On Wednesday, Feb. 15, 2023, we lost a bright light, an unstoppable, unforgettable force of nature. His work across many industries, through various organizations, with several civic coalitions, alongside HBCUs and Atlanta public schools, in partnerships with corporate foundations, and effectively working with elected officials at the city, state, and federal levels of government always included advocating for underserved communities, and especially for youth. As a member and former Chairman of 100 Black Men of Atlanta, Inc. and Chairman of 100 Black Men of America, Inc., Mr. Dortch was an active member for over 37 years.
“As the members of 100 Black Men of America, Inc. and friends from around the globe mourn the loss of Thomas W. Dortch, Jr., we will forever honor his legacy through mentorship and service to our communities,” stated Albert E. Dotson, Jr., Vice Chairman, 100 Black Men of America, Inc.
During his tenure, which included multiple terms as Chairman of the Board (from 1994 -2004 and 2017 – 2023), many milestones were achieved by the organization. Thomas W. Dortch, Jr. proclaimed in 1994 that the organization’s work be focused in four areas: Mentoring, Education, Health & Wellness, and Economic Empowerment. After meetings with the U.S. Secretaries of Education the Hon. Richard Riley and Rod Paige and their staff, and strategic analysis by the 100’s National Chairs of Education, Mr. Dortch directed the 100 Chapters to elevate their engagement with our public education systems. These efforts led to chapters across the 100 network either chartering schools or working in partnership with local schools to maximize learning outcomes.
His passion to help young people live out their dreams fueled his vision to expand the organization’s reach. Through the corporate and community partnerships developed by Thomas W. Dortch, Jr. the organization has grown over the years. This growth has included the expansion of 100 Black Men Chapters globally that deliver unique programs, addressing specific needs in their local communities. Chairman Dortch had an unwavering belief and commitment to the 100’s proven blueprint — a model for mentoring and developing young people into future leaders — a strategy grounded in surrounding youth with a positive network and exposing them to experiences and possibilities. Throughout 100 Black Men of America, Inc.’s history, the organization has been recognized for its powerful and impactful outcomes that empower youth and communities in which they live.

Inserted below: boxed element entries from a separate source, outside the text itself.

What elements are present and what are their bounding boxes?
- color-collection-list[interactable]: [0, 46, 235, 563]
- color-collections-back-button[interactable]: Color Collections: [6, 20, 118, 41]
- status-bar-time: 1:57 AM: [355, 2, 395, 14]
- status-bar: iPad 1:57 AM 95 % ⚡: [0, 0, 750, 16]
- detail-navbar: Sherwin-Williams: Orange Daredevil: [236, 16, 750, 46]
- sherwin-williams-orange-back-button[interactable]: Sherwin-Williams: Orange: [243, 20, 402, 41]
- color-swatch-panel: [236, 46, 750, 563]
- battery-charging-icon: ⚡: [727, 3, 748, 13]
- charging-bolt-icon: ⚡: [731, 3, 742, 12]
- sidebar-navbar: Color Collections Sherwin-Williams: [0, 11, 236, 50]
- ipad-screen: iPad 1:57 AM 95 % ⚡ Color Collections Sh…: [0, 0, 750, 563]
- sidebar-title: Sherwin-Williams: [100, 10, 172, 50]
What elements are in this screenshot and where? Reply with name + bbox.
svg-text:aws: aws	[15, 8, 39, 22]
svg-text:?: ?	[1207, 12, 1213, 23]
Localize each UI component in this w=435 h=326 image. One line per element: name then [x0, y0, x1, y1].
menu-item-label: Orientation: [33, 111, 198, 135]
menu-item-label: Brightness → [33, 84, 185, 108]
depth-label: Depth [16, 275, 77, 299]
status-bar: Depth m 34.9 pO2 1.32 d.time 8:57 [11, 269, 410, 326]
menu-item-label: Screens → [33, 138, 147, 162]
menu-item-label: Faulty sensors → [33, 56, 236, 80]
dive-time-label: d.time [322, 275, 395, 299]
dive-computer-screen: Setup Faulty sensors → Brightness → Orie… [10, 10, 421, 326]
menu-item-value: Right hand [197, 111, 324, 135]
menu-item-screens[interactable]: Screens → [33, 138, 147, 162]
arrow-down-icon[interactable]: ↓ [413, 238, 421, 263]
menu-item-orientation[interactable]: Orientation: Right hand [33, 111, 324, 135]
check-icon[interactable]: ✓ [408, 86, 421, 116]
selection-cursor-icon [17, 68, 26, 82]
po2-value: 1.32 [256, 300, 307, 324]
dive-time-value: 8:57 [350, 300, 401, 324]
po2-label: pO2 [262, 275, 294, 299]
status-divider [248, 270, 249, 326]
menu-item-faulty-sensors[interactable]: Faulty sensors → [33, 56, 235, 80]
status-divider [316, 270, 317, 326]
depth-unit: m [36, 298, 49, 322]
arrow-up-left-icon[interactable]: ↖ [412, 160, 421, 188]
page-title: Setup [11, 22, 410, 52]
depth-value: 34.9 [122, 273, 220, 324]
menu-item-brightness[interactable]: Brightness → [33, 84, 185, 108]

Understanding the life-changing impact that mentors can have on a young person, Mr. Dortch worked to grow the organization by four times its size, expanding the mentoring movement beyond U.S. boarders. Accessing his network of corporate partners, Dortch was able to grow the resources of the 100 and move from a single staff person in a workshare space to the 100 having its own debt-free building, fully staffed and serving the growing network of chapters. Mr. Dortch’s leadership in multiplying mentors has been recognized by Presidents George H.W. Bush, William J. Clinton, and Barack H. Obama.
From leading grassroots voter registration efforts to campaigns for desegregating public schools, and always working for greater economic justice, Thomas W. Dortch, Jr. just does not stop working to make a difference in the lives of others. In his later years he has written extensively on racial inequality and social change, shining a light on the inequities that vulnerable populations face daily. Chairman Dortch has been in good trouble and his continuous unwavering efforts should inspire us all to continue to fight for underserved communities living with health disparities, education inequality, over policing, and more.
The arc of Tommy’s life has demonstrated that you can be successful in business and continuously serve your community. You can educate and empower others and give voice to the voiceless by speaking truth to power, all while mentoring the next generation of leaders. Every area of his life that he dedicated to public service is important but mentoring youth was his passion. It comes across crystal clear in his book The Miracles of mentoring: How to Encourage and Lead Future Generations.
Chairman Thomas W. Dortch, Jr. was a changemaker and is a legend within the African American community. He will be missed but never forgotten. His leadership will remain an inspiration for generations to come.
Details of the funeral arrangements will be forthcoming.